Мимо проходили другие пассажиры, и миссис Тредуэл заметила, что добрая половина их не здоровается друг с другом — не от неприязни, но по равнодушию; видно, вчерашнее празднество не очень-то всех сблизило, ничего не переменилось, сказала она Фрейтагу. Он ответил, как ей показалось, очень весело, что кое-какие мелкие происшествия все же приключились, в конце концов, пожалуй, будут и перемены. Миссис Тредуэл припомнила кое-какие случаи, которые наблюдала сама, и, как всегда, сочла за благо промолчать.
Лутц, который в приятном одиночестве прогуливался по палубе, остановился, поглядел на их подносы и укоризненно покачал головой.
— Ай-ай! Опять кушаем? Дай Бог еще сто лет по три раза в день, а?
И миссис Тредуэл сразу показалось, что перед нею на подносе чересчур много всего и чересчур грубая это еда; уже не в первый раз она чувствовала: от одного присутствия герра Лутца все вокруг становится грубым и вульгарным. Фрейтаг щедро намазывал половину булочки маслом и медом.
— Вы совершенно правы, — весело отозвался он и с наслаждением запустил зубы в булку.
Слишком он красив — не так, как надо, уж очень по-немецки, подумала миссис Тредуэл, и слишком тщательно одевается, и вообще уж слишком пышет здоровьем, а в голове ни единой мысли, и очень грустно, что даже самые симпатичные немцы чересчур жадно едят. Путешественники отмечали эту жадность во все времена, и сама она еще не встречала ни одного немца, который не был бы обжорой. Фрейтаг, простодушно наслаждавшийся завтраком, с набитым ртом повернулся к ней — и впервые встретил внимательно-отчужденный взгляд: тонкие темные брови чуть приподняты, голова слегка склонилась набок, и словно бы нет в этом взгляде ничего особенного, но Фрейтаг на миг утратил душевное равновесие. Он отвернулся и с усилием глотнул. Когда он опять взглянул на миссис Тредуэл, она смотрела на море.
— Завтрак — моя любимая еда, — сказал он. — Дома мы завтракали по-английски, со всякими горячими блюдами: на буфете отбивные, омлет, жареные грибы, сосиски со свежими булочками, — бери сам, что хочешь, и стоит большой кофейник, из носика пар струей. Моя жена…
Ну, конечно: завтрак в английском стиле, обед уж наверняка во французском, для других случаев — другие заграничные стили, а время от времени возвращаемся к родимым Eisbein mit Sauerkohl[23] и пиву. До чего утомительный народ, думала миссис Тредуэл. И стиль у них, все равно их собственный или взятый у кого-то взаймы, всегда оказывается грубый и корявый.
— Ich bin die fesche Lola[24], — вполголоса пропела она, подражая Марлен Дитрих в самом пошлом, самом низменном ее воплощении.
Фрейтаг весело рассмеялся и подхватил строчку о пианоле.
— Где вы научились? — спросил он. — Это моя любимая песенка.
— В Берлине, в мой последний приезд, — объяснила миссис Тредуэл. — Марлен больше всего мне нравилась, когда она своим великолепным низким контральто исполняла что-нибудь комическое. Тогда она была гораздо милее, чем в ролях романтических героинь в кино.
Он согласился и прибавил:
— Моя жена собирает такие пластинки, у нас их сотни, на всех языках, все восхитительно низкого пошиба, мы очень их любим.
И он начал рассказывать, что у его жены особый дар — вокруг нее всем становится легко и весело.

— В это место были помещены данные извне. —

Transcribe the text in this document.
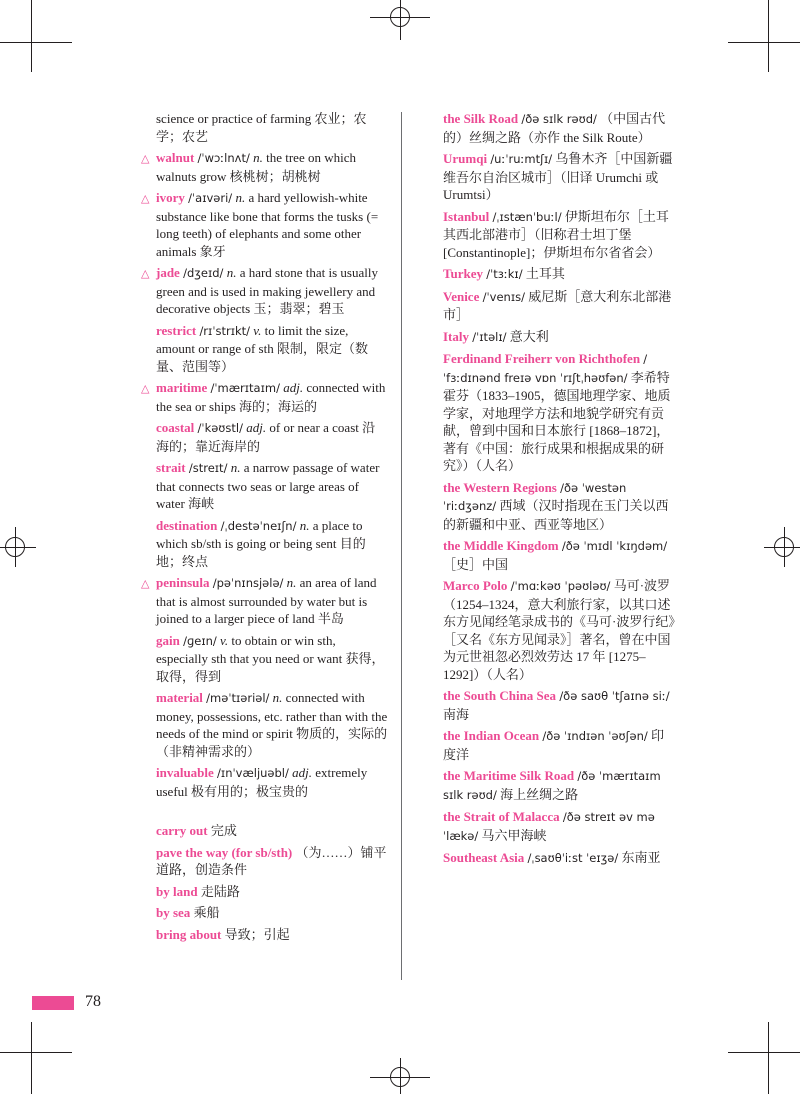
science or practice of farming 农业；农学；农艺
△ walnut /ˈwɔːlnʌt/ n. the tree on which walnuts grow 核桃树；胡桃树
△ ivory /ˈaɪvəri/ n. a hard yellowish-white substance like bone that forms the tusks (= long teeth) of elephants and some other animals 象牙
△ jade /dʒeɪd/ n. a hard stone that is usually green and is used in making jewellery and decorative objects 玉；翡翠；碧玉
restrict /rɪˈstrɪkt/ v. to limit the size, amount or range of sth 限制，限定（数量、范围等）
△ maritime /ˈmærɪtaɪm/ adj. connected with the sea or ships 海的；海运的
coastal /ˈkəʊstl/ adj. of or near a coast 沿海的；靠近海岸的
strait /streɪt/ n. a narrow passage of water that connects two seas or large areas of water 海峡
destination /ˌdestəˈneɪʃn/ n. a place to which sb/sth is going or being sent 目的地；终点
△ peninsula /pəˈnɪnsjələ/ n. an area of land that is almost surrounded by water but is joined to a larger piece of land 半岛
gain /ɡeɪn/ v. to obtain or win sth, especially sth that you need or want 获得，取得，得到
material /məˈtɪəriəl/ n. connected with money, possessions, etc. rather than with the needs of the mind or spirit 物质的，实际的（非精神需求的）
invaluable /ɪnˈvæljuəbl/ adj. extremely useful 极有用的；极宝贵的
carry out 完成
pave the way (for sb/sth) （为……）铺平道路，创造条件
by land 走陆路
by sea 乘船
bring about 导致；引起
the Silk Road /ðə sɪlk rəʊd/ （中国古代的）丝绸之路（亦作 the Silk Route）
Urumqi /uːˈruːmtʃɪ/ 乌鲁木齐［中国新疆维吾尔自治区城市］（旧译 Urumchi 或 Urumtsi）
Istanbul /ˌɪstænˈbuːl/ 伊斯坦布尔［土耳其西北部港市］（旧称君士坦丁堡[Constantinople]；伊斯坦布尔省省会）
Turkey /ˈtɜːkɪ/ 土耳其
Venice /ˈvenɪs/ 威尼斯［意大利东北部港市］
Italy /ˈɪtəlɪ/ 意大利
Ferdinand Freiherr von Richthofen /ˈfɜːdɪnənd freɪə vɒn ˈrɪʃtˌhəʊfən/ 李希特霍芬（1833–1905，德国地理学家、地质学家，对地理学方法和地貌学研究有贡献，曾到中国和日本旅行 [1868–1872]，著有《中国：旅行成果和根据成果的研究》）（人名）
the Western Regions /ðə ˈwestən ˈriːdʒənz/ 西域（汉时指现在玉门关以西的新疆和中亚、西亚等地区）
the Middle Kingdom /ðə ˈmɪdl ˈkɪŋdəm/ ［史］中国
Marco Polo /ˈmɑːkəʊ ˈpəʊləʊ/ 马可·波罗（1254–1324，意大利旅行家，以其口述东方见闻经笔录成书的《马可·波罗行纪》［又名《东方见闻录》］著名，曾在中国为元世祖忽必烈效劳达 17 年 [1275–1292]）（人名）
the South China Sea /ðə saʊθ ˈtʃaɪnə siː/ 南海
the Indian Ocean /ðə ˈɪndɪən ˈəʊʃən/ 印度洋
the Maritime Silk Road /ðə ˈmærɪtaɪm sɪlk rəʊd/ 海上丝绸之路
the Strait of Malacca /ðə streɪt əv məˈlækə/ 马六甲海峡
Southeast Asia /ˌsaʊθˈiːst ˈeɪʒə/ 东南亚
78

— Она всюду приносит радость, при ней легче жить, — сказал он, и собственные слова на время его успокоили. Воображение принялось собирать осколки его разбитой вдребезги жизни и складывать в цельную картину — она уже казалась почти прежней. Все это так — так было и, может быть, снова так будет. Мари — вот что главное в его жизни, а Мари не может перемениться, так с чего на него вдруг напал страх за их будущее? Нигде в целом свете не будет хуже, чем в Германии, а может, еще и получше. Стыд и раскаяние охватили его — откуда взялись те подлые, предательские мысли? Надо быть поосторожней, не выдать перед Мари своих сомнений — хоть она и веселая, и умница, и все понимает, но ее так легко огорчить и растревожить: ее часто мучают страшные сны, порой проснется с криком, прильнет к нему, прижмется лицом к его плечу, будто хочет вся зарыться, спрятаться в нем, — и никогда не расскажет, что же во сне так ее испугало. А порой она как-то отходит и от него, и от самой жизни, весь день сидит бессильная, поникшая, закрыв лицо руками. «Оставь меня, — почти беззвучно говорит она в такие минуты, — я должна сама с этим справиться. Подожди». И он научился ждать.